Ca me rappelle une discussion dans un refuge lors d’une bambée “gravel” de 3 jours à travers plusieurs vallées et massifs des Alpes du Nord. Ce refuge est situé à 1600 m dans une vallée de tarantaise préservée (ça existe?? oui). Cadre absolument magnifique et petit dej face à une montagne somptueuse, le seul bruit de la fontaine et des tarines. Je discute avec mes voisins de dortoir, attablés comme moi à l’extérieur du refuge, en partageant mon émerveillement. Je les sens acquiescer poliment mais pas totalement sincèrement et leur demande alors explicitement ce qu’ils pensent du lieu, de l’ambiance. Et là ils me confient avec sincérité cette fois qu’ils sont gênés par la ligne très haute tension qui passe dans cette vallée. Effectivement, il est impossible de ne pas la voir. Tout le reste est beau. En plein été, nous sommes tranquilles. Pas de 4×4, pas de hordes, juste quelques randonneurs. Aucune remontée mécanique, aucun immeuble en vue alors que dans la vallée voisine , c’est le grand n’importe quoi des années du “plan neige” avec des barres d’immeubles déjà laides l’hiver mais carrément horribles l’été. Difficile en effet de prendre une photo du paysage “instagramable” en parvenant à rendre le paysage sans y inclure un pylône RTE. Je me suis rendu compte de combien la société nous conditionne par rapport à l’image que nous nous faisons de plein de choses y compris de la nature. Ces gens n’arrivaient juste pas à faire abstraction de ce qui leur paraissait une verrue dans ce magnifique paysage : des pylônes et une ligne THT.

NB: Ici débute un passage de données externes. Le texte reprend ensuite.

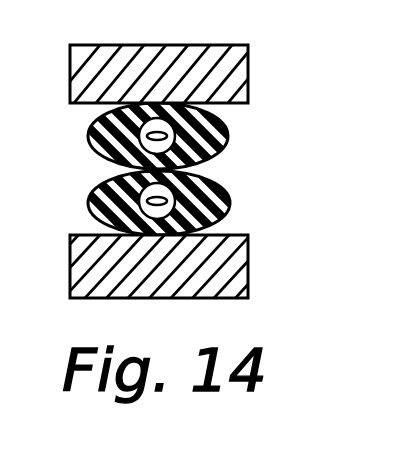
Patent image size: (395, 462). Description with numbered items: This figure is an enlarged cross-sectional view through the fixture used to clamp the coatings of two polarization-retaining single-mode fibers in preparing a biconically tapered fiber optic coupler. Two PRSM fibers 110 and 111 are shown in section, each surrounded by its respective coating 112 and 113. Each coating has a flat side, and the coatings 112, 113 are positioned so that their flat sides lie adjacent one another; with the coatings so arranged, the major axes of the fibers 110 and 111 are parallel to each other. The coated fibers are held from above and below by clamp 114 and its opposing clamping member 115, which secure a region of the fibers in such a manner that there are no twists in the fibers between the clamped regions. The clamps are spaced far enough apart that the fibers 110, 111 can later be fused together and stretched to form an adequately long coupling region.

The PRSM fiber 110 is at (176, 136).
The PRSM fiber 111 is at (176, 200).
The coating 112 is at (90, 136).
The coating 113 is at (92, 201).
The clamp 114 is at (248, 73).
The lower clamping block 115 is at (248, 267).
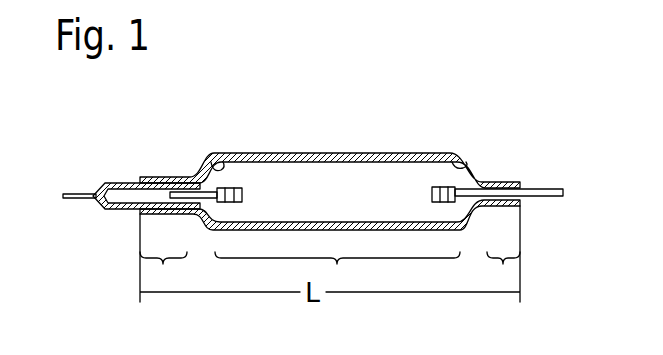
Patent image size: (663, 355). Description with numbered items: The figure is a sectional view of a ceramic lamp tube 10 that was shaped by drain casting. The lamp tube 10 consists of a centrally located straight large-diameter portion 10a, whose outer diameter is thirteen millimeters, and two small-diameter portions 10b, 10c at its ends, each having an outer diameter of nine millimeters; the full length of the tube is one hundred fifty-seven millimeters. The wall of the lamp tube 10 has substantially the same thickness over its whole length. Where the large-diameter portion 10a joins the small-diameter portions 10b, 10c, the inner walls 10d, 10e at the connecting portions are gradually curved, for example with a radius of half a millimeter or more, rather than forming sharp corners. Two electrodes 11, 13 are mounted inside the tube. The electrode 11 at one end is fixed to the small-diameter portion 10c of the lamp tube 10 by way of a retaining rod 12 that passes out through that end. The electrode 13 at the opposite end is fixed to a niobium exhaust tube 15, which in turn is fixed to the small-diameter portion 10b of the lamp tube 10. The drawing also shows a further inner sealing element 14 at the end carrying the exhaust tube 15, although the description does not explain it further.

The lamp tube 10 is at (307, 154).
The large-diameter portion 10a is at (337, 272).
The small-diameter portion 10b is at (163, 272).
The small-diameter portion 10c is at (501, 272).
The inner wall 10d is at (224, 161).
The inner wall 10e is at (450, 160).
The electrode 11 is at (432, 195).
The retaining rod 12 is at (538, 188).
The electrode 13 is at (242, 198).
The inner exhaust tube 14 is at (168, 193).
The niobium exhaust tube 15 is at (100, 186).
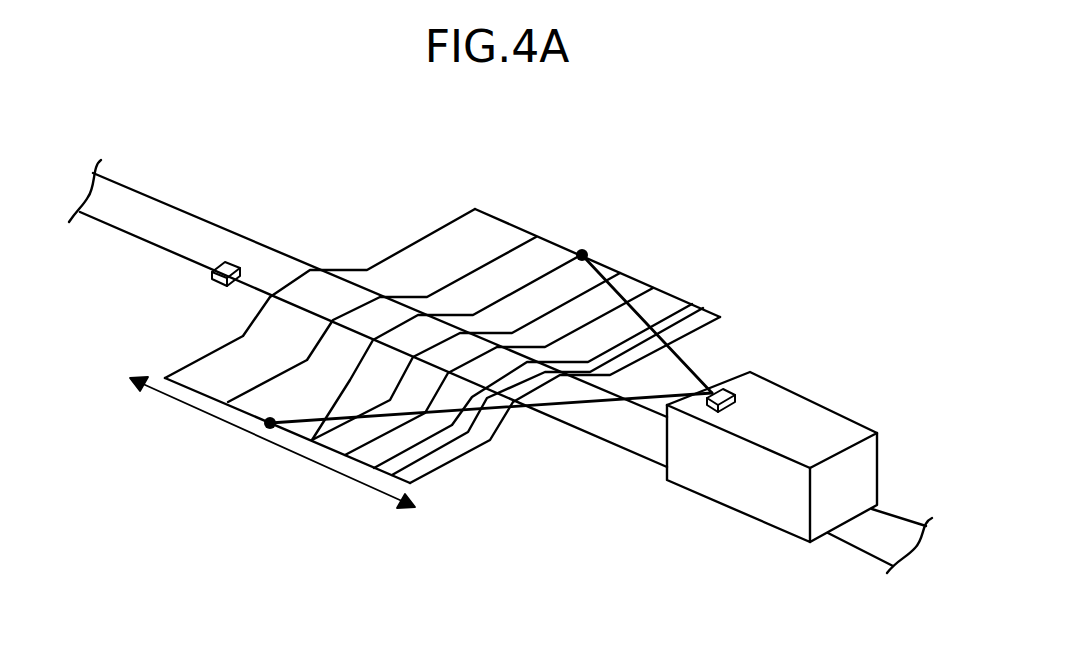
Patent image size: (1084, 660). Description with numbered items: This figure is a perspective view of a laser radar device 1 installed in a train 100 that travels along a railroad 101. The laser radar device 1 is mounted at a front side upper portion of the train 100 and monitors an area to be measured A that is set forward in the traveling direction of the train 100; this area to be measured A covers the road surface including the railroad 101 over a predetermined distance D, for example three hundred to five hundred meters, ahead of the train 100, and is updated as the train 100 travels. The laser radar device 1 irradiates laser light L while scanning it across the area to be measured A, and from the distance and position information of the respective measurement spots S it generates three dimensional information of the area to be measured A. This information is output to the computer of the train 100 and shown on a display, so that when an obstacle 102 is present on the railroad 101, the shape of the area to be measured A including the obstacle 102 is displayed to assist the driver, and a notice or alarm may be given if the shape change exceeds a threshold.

The laser radar device 1 is at (724, 383).
The train 100 is at (802, 417).
The railroad 101 is at (158, 199).
The obstacle 102 is at (210, 275).
The area to be measured A is at (498, 232).
The measurement spot S is at (582, 252).
The laser light L is at (618, 289).
The predetermined distance D is at (240, 430).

J’étais content car je prenais aussi conscience que le plaisir d’y être au calme résultait probablement aussi de ce “défaut”.
Merci Vince … des articles comme j’aime les faire, même si la reprise des communiqués fait aussi partie du job. En fait, les idées viennent en vélo, souvent quand je roule seul. J’ai du temps avec moi-même pour me questionner sur des sujets qui me passent par la tête.
Votre article est intéressant, quand je roule avec ma femme, nous avons souvent cette discussion, elle ne supporte pas le moche, la zone industrielle au détour du virage etc…
Ça la déprime.
J’ai beau lui expliquer que c’est pour mieux apprécier le reste, rien n’y fait.
Pour résumer c’est comme une vie sans emmerdes, on s’y ennuierai à mourir et comme le disais une autre personne, il faut savoir faire abstraction de certaines choses (le pylône).
le vélo gravel est un microscope de la curiosité, son exploration nous ouvre les yeux sur un univers rejeté mais également celui idéalisé de l’homme . Porter le prisme sur le beau ne nous fait pas oublier le malsain, et la nature serait en meilleure santé si l’humain se comportait pas, parfois, en grand malade. On est tous interpellés par ce paradoxe : la beauté de la construction par l’homme de magnifiques pistes forestières, et de chemins vicinaux servant à l’exploitation et communication que l’on s’attribue sans effort comme espace gravel possible, et la laideur des nombreuses et permanentes offenses faites à l’égard de la nature ; en roulant à ses côtés, je la ressens comme le miroir de notre âme, elle agrandit au millième la notion de respect et d’admiration , et nous montre aussi toute sa désillusion .
Trouver un papier d’emballage d’une barre énergétique laissée au sol est rare est terre gravel, mais une décharge sauvage est fréquente.
Mea Culpa, j’avoue volontiers, vouloir détourner de mon objectif photographique les affres de la modernité et préférer une nature intacte à conserver, une friche industrielle peut avoir du charme certes insoupçonné, mais quand je trace, c’est seulement à un bon délire champêtre , que je veux penser ! Le gravel est le meilleur des opiacés .
Bravo Denis pour cette “bonne drogue”. Celle là on peut la consommer sans modération.